И тогда один из тех, кто держал веревку, щуплый, с ввалившимися землистого цвета щеками и маленькими злыми глазками, грубо сказал:
— Бери его себе в дворники али еще куда. — И резко, с неожиданной для его щуплого тела силой рванул за веревку. Ящик прогрохотал несколько ступенек, чуть не опрокинулся совсем близко от побледневшего Грязнова.
И снова угрожающе всколыхнулась толпа, послышались выкрики:
— Житья от него нет, мироеда!..
— Штрафы ни за што! Ругань!
— Аньку замордовал!..
— Пошто держите таких?..
Из всей путаницы голосов Грязнов уяснил, что грубый, злобный мастер особенно бывает несправедлив к тому, кого невзлюбит. Так случилось с работницей Анной Беловой. Доведенная до отчаяния его придирками и штрафами, работница пыталась наложить на себя руки — случайно зашедший в кладовую старший рабочий увидел ее в петле. Белову откачали, и тут же, взбудораженные происшедшим, рабочие изловили мастера, посадили в ящик и повезли, намереваясь выкинуть его за фабричные ворота.

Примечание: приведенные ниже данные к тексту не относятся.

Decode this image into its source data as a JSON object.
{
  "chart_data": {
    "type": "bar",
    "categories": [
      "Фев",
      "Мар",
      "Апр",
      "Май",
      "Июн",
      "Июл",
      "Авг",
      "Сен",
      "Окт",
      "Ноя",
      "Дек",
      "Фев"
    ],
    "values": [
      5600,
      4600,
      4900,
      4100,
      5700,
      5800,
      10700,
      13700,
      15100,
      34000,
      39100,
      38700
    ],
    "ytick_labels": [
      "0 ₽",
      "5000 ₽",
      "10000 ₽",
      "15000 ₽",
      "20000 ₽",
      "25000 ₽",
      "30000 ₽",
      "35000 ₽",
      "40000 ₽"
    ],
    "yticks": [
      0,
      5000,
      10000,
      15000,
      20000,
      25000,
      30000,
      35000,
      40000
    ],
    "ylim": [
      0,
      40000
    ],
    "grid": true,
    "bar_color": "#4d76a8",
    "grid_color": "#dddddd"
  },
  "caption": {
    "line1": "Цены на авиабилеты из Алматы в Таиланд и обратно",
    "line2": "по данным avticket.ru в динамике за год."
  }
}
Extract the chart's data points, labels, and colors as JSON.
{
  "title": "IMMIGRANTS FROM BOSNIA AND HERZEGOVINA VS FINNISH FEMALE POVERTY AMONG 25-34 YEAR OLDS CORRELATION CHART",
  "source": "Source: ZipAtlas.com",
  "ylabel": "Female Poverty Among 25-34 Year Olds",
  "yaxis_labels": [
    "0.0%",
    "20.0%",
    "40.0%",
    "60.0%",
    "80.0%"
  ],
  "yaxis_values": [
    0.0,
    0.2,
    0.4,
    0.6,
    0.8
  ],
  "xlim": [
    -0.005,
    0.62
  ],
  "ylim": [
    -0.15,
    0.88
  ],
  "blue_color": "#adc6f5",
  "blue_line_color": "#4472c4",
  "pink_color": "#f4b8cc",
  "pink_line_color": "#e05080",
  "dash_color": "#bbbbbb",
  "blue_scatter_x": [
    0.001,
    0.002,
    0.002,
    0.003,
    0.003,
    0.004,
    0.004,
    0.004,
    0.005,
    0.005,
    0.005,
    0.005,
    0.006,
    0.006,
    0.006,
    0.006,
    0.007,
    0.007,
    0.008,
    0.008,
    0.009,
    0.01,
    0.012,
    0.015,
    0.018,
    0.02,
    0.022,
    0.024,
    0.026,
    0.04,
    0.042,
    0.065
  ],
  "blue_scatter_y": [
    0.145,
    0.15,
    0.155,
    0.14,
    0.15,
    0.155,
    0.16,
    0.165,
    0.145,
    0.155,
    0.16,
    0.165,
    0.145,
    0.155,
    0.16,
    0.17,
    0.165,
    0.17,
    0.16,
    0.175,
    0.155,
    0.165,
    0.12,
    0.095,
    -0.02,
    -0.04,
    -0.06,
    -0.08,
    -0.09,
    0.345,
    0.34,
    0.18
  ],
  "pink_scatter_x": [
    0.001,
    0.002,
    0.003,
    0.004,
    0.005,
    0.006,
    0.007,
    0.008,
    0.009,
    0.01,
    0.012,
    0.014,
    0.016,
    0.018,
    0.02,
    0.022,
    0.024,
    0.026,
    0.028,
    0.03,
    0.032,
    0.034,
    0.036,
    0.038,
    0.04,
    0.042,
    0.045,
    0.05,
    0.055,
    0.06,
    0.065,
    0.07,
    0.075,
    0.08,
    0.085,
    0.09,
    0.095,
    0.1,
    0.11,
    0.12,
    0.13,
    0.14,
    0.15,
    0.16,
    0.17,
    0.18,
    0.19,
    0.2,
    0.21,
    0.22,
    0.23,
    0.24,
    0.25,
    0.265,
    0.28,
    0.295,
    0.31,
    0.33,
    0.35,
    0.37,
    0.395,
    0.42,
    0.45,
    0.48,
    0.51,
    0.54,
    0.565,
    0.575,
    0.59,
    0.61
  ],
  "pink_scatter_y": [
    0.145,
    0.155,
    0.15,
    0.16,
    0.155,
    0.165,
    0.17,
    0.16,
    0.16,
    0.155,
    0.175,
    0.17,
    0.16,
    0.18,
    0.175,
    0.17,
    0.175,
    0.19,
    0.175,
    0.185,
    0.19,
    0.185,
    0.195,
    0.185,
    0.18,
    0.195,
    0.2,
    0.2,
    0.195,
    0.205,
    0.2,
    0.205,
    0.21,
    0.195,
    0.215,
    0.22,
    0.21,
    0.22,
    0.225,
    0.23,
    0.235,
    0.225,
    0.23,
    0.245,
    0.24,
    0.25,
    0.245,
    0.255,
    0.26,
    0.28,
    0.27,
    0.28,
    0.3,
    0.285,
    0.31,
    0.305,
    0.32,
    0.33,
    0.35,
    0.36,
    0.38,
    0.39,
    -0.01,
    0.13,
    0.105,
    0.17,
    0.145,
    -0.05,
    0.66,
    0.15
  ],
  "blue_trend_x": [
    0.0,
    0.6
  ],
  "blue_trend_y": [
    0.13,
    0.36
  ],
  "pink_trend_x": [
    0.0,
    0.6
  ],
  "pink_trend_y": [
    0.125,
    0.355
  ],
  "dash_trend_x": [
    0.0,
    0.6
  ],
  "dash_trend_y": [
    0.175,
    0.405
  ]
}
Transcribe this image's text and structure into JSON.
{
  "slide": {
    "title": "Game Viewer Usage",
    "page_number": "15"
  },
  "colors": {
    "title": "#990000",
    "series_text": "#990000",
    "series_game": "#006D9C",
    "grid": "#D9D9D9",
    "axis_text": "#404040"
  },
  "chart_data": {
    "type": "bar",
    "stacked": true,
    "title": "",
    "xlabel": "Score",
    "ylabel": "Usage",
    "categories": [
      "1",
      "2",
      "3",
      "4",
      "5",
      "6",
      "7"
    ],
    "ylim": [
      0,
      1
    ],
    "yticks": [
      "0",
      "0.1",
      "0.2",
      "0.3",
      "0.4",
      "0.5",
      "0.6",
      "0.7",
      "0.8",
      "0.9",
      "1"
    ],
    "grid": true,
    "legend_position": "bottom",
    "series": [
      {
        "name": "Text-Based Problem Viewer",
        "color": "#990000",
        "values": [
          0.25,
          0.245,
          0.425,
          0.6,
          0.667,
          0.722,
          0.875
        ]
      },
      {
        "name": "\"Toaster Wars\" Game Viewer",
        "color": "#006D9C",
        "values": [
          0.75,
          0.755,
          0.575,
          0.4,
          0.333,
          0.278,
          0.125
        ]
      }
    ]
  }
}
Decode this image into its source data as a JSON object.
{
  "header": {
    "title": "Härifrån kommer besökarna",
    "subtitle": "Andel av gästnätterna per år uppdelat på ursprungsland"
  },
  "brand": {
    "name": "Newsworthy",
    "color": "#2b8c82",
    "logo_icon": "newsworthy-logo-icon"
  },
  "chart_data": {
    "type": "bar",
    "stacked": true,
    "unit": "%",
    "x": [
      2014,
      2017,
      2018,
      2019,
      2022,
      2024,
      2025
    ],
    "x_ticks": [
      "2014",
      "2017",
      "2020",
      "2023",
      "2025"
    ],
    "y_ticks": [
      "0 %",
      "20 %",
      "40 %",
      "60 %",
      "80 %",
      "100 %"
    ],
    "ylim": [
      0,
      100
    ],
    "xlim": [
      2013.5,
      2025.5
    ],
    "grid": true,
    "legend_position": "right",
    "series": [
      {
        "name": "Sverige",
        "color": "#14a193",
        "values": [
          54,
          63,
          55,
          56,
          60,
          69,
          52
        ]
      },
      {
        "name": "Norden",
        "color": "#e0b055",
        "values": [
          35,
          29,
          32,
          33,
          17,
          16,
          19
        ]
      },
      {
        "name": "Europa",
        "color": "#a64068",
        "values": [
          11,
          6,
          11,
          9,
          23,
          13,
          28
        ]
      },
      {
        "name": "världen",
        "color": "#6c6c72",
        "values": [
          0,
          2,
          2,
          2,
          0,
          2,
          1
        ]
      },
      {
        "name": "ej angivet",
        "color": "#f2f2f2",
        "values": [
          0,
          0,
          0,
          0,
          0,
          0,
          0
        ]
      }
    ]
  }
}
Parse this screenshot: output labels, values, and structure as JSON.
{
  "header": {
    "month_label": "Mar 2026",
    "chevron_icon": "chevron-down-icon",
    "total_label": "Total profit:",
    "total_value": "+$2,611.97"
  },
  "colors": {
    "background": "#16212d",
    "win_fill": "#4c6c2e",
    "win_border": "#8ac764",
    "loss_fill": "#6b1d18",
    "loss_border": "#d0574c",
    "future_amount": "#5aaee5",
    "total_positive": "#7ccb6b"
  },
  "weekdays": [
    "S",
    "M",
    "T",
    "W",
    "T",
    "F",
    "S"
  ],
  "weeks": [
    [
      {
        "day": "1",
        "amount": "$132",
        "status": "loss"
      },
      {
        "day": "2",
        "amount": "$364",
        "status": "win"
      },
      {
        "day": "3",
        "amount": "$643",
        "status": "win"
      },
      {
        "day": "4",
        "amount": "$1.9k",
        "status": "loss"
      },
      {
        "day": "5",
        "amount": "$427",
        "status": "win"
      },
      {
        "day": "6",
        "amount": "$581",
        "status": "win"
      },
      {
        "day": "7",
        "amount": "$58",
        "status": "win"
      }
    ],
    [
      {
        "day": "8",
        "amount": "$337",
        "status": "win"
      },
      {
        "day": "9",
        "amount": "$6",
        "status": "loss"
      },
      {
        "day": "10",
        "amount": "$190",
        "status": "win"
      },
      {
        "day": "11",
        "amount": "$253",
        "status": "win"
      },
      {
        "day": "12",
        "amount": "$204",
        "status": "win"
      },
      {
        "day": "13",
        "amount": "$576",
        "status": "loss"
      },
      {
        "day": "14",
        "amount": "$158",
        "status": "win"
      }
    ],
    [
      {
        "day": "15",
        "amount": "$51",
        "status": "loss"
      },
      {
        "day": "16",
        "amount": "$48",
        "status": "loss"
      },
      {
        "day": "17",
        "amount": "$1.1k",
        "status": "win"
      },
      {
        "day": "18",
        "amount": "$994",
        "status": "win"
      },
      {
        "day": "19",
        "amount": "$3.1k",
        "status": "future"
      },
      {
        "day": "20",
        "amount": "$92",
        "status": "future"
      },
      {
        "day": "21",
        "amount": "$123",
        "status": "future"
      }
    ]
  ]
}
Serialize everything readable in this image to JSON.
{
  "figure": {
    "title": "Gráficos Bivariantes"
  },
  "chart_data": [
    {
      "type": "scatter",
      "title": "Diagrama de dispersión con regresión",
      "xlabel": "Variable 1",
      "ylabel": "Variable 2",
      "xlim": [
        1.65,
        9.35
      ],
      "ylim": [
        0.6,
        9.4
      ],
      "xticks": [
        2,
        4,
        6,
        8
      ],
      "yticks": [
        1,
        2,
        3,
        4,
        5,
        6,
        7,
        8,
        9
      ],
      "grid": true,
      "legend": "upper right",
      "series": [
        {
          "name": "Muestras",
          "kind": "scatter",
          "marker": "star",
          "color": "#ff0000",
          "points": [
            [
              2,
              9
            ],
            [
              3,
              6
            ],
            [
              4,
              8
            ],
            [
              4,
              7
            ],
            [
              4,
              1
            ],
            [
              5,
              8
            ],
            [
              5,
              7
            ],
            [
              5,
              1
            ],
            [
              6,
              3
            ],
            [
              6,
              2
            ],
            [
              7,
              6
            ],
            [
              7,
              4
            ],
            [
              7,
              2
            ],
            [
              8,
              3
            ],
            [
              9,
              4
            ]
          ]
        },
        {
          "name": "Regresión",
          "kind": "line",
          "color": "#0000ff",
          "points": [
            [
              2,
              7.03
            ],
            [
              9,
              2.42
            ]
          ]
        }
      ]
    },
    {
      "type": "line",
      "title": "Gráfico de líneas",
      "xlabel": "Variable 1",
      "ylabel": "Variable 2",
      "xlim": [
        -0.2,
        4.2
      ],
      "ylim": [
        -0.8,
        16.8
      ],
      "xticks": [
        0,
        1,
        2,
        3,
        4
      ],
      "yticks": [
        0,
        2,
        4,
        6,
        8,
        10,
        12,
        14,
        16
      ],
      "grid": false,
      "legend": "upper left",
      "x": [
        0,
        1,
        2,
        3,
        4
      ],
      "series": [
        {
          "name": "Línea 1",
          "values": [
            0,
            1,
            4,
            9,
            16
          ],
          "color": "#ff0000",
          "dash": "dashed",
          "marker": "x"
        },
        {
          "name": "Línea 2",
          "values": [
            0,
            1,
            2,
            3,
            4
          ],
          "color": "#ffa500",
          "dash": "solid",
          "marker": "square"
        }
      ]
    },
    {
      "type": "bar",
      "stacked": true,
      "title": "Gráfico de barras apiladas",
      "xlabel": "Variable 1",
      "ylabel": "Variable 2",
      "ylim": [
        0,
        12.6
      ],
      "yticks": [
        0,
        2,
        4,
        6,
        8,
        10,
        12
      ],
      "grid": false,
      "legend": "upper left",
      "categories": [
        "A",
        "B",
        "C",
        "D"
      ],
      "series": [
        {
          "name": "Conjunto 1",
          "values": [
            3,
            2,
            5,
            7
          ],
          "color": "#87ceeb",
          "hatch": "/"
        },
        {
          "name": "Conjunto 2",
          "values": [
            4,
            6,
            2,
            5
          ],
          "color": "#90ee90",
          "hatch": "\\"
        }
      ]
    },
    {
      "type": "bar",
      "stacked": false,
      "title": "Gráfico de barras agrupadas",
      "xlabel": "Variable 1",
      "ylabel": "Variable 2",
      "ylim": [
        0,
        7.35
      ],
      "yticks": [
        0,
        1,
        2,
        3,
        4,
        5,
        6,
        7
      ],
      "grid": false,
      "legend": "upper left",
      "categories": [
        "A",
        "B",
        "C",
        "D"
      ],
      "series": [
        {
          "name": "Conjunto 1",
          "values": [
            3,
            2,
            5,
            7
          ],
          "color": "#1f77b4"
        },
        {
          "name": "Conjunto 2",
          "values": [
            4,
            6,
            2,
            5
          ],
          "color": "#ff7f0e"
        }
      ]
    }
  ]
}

Грязнов с бешеной ненавистью смотрел на дрожащего от животного страха и потому особенно противного обличьем Захарова. Казалось, он сам готов был разорвать его на куски, но не за какую-то там Анну Белову, которая полезла в петлю, — за то, что такие, как он, неумные люди, которым доверена власть, беспричинно вызывают столкновения между администрацией фабрики и рабочими. Подлые и мелкие в своей сущности, они создают излишние и ненужные осложнения.
— Ваше требование будет удовлетворено! — гневно выкрикнул он, взмахнув рукой в сторону Захарова. — Завтра же вылетит «за орла»! А сейчас оставьте его, — с презрением закончил он. — Не стоит внимания.